Boxing clinic a winner in Bamberg
BAMBERG, Germany — “Rocky” theme music isn’t playing at free boxing clinic sessions at Warner Barracks. But the same dedication to training displayed by Rocky Balboa seems to be present.
The twice-weekly clinic, which has 23 regular students looking to either get in shape or make it to the ring in a real bout, is run by Sgt. Maj. Orlando McMurry, who started the clinic in July.
McMurry, of Headquarters and Headquarters Company, 7th Corps Support Group, has competed at the U.S. Army Europe level and was on the All-Army boxing team at the beginning of his Army career.
“I’m 42 now and not competing,” McMurry said. “I just love the sport and wanted to help others stay in shape or pursue boxing.”
Never has the saying “you get what you pay for” been more wrong. “He’s really strict,” said Sylvia Genus-Turner, who signed up in July when the clinic began. “But it’s good that he is so dedicated to this. It helped me. I was really overweight when I joined, and I did this to get fit.”
At precisely 6 p.m. when the clinic begins each Tuesday and Thursday at the Freedom Fitness Facility, the students begin 20 minutes of intense calisthenics followed by more than an hour of working on basic and advanced boxing techniques, McMurry said.
“Everyone who has signed up is really staying with it,” McMurry said. “It’s a lot of hard work and strenuous exercise, but they keep coming back every week.”
More than half of the students are women. Many of the students want only the conditioning and exercise, but others are looking for the skills to compete or the ability to defend themselves, McMurry said.
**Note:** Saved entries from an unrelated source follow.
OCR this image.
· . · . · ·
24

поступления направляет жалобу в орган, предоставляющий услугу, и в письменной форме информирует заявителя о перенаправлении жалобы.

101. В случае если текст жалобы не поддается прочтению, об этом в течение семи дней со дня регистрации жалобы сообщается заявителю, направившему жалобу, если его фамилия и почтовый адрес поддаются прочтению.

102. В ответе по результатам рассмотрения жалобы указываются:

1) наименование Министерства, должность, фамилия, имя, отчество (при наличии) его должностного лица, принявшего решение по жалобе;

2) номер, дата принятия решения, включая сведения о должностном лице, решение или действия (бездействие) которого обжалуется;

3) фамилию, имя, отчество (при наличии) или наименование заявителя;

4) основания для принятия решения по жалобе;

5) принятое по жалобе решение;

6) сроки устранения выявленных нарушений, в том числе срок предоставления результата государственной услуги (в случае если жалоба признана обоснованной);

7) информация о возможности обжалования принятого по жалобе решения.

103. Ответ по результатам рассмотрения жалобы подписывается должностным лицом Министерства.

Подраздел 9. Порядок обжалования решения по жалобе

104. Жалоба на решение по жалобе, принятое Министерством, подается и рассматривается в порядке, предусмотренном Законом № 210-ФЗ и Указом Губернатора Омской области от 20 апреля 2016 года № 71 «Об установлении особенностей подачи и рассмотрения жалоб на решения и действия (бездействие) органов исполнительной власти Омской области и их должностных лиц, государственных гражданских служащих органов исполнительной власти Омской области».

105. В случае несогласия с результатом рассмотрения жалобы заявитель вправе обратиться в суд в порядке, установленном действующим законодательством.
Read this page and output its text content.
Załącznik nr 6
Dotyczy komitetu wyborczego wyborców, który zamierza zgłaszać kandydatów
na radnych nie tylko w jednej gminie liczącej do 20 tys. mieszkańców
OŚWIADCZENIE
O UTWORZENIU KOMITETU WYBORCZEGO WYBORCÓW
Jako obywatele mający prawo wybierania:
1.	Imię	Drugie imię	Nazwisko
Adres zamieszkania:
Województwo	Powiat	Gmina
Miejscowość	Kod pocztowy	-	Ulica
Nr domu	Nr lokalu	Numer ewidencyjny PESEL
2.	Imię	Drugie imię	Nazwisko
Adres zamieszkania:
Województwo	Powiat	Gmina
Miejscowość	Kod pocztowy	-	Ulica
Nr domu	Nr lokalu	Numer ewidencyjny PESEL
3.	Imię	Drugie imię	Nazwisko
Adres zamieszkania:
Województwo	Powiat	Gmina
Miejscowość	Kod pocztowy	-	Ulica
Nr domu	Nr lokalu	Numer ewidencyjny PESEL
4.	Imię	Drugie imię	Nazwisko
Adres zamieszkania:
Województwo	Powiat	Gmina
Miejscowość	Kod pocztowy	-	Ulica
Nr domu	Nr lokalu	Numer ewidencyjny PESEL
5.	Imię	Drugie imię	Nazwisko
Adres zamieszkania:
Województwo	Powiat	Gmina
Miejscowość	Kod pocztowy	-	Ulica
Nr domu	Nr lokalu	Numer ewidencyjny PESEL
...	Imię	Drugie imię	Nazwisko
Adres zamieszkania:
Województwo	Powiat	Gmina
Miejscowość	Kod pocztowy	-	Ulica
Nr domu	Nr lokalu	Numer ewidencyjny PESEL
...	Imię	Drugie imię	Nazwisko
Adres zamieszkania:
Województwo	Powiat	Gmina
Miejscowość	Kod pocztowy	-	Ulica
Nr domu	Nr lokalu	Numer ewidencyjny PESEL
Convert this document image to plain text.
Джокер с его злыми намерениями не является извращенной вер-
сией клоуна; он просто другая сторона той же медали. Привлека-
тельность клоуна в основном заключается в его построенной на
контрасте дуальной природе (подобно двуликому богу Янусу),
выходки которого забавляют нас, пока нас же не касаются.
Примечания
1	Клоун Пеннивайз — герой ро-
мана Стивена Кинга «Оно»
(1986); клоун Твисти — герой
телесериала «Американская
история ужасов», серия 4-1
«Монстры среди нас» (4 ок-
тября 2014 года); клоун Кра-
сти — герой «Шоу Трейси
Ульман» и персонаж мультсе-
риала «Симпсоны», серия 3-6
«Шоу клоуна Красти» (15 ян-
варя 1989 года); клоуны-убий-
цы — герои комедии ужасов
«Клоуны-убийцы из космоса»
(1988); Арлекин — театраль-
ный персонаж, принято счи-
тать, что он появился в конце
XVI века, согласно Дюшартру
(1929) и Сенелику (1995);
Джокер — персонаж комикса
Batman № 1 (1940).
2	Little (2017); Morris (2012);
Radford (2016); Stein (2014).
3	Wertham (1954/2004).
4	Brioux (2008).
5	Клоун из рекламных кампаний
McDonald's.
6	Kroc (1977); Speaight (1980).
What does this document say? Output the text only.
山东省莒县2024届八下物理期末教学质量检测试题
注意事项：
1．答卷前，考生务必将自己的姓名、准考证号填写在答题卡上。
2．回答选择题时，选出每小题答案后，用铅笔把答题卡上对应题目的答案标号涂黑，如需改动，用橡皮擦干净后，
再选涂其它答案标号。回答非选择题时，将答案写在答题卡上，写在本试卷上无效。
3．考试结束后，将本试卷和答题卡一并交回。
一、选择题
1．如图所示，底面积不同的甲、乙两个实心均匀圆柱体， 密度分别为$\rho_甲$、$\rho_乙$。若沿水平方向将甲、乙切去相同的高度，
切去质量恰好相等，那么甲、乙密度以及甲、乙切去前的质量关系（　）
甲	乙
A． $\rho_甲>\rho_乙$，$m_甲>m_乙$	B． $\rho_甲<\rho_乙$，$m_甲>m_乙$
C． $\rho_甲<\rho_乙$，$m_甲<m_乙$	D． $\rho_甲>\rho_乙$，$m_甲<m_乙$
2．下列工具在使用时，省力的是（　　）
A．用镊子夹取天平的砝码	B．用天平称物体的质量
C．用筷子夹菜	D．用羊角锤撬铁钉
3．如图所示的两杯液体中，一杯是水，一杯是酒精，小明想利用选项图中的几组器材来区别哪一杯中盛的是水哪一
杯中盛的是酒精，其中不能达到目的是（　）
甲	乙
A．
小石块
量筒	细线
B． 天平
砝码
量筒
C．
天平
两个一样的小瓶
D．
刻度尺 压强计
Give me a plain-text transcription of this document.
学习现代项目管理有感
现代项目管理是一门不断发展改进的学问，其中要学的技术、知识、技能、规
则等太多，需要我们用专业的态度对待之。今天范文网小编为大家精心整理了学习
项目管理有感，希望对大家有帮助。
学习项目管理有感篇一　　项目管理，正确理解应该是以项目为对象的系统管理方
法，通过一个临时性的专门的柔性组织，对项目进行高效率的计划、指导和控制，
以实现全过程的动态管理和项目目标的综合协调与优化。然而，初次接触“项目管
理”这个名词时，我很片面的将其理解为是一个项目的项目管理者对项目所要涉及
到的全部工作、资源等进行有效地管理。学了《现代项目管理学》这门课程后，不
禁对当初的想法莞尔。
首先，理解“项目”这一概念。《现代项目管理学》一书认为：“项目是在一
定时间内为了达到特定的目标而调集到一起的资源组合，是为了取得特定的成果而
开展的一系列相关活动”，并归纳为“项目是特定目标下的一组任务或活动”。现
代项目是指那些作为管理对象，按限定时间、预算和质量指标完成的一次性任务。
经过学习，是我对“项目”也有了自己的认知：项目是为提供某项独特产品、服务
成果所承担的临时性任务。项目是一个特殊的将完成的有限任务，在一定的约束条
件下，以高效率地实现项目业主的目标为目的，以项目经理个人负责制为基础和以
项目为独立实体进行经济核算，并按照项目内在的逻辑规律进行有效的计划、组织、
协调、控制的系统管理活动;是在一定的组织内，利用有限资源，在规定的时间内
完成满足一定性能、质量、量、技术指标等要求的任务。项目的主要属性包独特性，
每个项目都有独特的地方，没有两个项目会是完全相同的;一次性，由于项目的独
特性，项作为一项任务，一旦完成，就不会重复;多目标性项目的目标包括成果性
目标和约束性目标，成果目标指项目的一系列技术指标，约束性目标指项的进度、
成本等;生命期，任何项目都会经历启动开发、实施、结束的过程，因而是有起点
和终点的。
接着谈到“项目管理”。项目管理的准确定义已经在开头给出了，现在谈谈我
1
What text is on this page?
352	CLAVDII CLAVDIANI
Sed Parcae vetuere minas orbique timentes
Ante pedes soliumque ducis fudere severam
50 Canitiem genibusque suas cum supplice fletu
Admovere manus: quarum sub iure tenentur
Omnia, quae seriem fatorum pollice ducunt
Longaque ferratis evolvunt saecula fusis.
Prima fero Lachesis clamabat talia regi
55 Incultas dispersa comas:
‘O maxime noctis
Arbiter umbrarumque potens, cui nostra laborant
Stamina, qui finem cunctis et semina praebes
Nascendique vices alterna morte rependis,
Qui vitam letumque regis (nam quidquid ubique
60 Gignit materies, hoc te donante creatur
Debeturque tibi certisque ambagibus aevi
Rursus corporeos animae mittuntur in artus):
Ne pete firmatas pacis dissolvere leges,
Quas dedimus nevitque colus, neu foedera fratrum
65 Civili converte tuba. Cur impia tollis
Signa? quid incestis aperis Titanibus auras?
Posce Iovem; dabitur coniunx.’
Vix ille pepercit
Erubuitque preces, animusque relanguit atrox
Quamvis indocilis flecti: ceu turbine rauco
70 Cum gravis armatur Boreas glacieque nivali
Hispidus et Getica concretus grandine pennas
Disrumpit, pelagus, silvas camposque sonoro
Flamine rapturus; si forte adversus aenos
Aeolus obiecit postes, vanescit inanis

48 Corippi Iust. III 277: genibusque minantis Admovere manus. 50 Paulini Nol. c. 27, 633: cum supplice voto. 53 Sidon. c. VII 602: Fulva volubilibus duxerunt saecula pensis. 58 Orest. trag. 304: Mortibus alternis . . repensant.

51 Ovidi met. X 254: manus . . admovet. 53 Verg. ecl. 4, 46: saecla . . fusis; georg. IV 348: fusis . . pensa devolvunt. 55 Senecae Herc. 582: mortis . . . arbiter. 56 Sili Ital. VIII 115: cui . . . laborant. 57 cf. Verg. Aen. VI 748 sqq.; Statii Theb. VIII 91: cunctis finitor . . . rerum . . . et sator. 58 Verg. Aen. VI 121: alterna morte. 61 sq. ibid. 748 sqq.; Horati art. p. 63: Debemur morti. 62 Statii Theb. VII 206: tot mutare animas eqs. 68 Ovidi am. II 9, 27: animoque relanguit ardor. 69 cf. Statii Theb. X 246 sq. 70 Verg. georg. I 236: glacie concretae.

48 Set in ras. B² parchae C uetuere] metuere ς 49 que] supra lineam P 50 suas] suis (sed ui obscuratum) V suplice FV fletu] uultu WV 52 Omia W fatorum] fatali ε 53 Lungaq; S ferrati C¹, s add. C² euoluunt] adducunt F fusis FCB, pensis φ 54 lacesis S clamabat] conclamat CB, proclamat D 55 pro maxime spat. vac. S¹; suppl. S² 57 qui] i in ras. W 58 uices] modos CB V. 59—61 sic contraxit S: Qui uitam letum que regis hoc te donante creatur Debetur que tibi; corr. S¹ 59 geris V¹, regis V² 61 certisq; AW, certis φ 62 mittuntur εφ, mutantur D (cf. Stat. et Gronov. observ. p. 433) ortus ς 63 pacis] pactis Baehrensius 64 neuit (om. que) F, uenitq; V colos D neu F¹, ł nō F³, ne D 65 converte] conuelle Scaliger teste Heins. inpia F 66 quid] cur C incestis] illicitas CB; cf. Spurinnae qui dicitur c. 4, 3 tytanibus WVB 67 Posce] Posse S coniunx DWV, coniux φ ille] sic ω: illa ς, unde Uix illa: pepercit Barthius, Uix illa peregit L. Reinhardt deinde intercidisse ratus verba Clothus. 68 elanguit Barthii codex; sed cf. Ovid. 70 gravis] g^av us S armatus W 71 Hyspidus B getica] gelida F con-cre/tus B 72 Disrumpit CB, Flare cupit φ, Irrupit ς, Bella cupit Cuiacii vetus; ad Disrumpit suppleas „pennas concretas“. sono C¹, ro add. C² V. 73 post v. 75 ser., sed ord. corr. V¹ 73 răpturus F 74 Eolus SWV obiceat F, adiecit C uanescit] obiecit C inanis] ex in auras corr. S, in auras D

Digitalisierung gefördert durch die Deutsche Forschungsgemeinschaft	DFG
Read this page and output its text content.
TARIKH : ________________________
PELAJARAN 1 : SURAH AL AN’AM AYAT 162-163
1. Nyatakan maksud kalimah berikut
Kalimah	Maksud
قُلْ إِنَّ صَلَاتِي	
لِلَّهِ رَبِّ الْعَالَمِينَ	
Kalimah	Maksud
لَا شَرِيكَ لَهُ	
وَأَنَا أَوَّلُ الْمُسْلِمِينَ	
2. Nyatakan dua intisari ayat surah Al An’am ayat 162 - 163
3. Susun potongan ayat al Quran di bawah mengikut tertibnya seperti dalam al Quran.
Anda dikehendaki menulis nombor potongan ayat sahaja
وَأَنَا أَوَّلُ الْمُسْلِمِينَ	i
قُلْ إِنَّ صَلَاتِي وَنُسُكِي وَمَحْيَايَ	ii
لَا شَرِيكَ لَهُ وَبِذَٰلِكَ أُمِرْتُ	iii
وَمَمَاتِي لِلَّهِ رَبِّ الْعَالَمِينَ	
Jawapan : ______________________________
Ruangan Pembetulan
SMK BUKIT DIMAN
“I took boxing classes when I was deployed to Iraq, but this is much more physically demanding,” said Jan Ohrstrom, 1st Battalion, 33rd Field Artillery Regiment. “My goal is to become a professional wrestler with World Wrestling Entertainment, and this would give me an edge with that.”
McMurry said he has a dozen students who could compete, and he is trying to drum up support for a boxing night at Warner Barracks. “To compete, you have to get some experience,” McMurry said. “A lot of them are really anxious to get in the ring and put the techniques they have learned to use.”
Of the dozen who could step into the ring now, two are women, McMurry said.
“He told me that I am ready to compete, but I’m really more interested in the exercise,” Genus-Turner said. “If I’ve got my face guard on, that would be OK, but this is not an easy sport.”
She would, however, use her skills outside the ring if it came down to it. “There is a definite advantage to doing this,” Genus-Turner said. “Someone who wished to harm me, because he thought I was a victim, might be in for a surprise.
“The things I’ve learned while doing this are excellent ways to defend myself without causing serious damage [to an attacker].”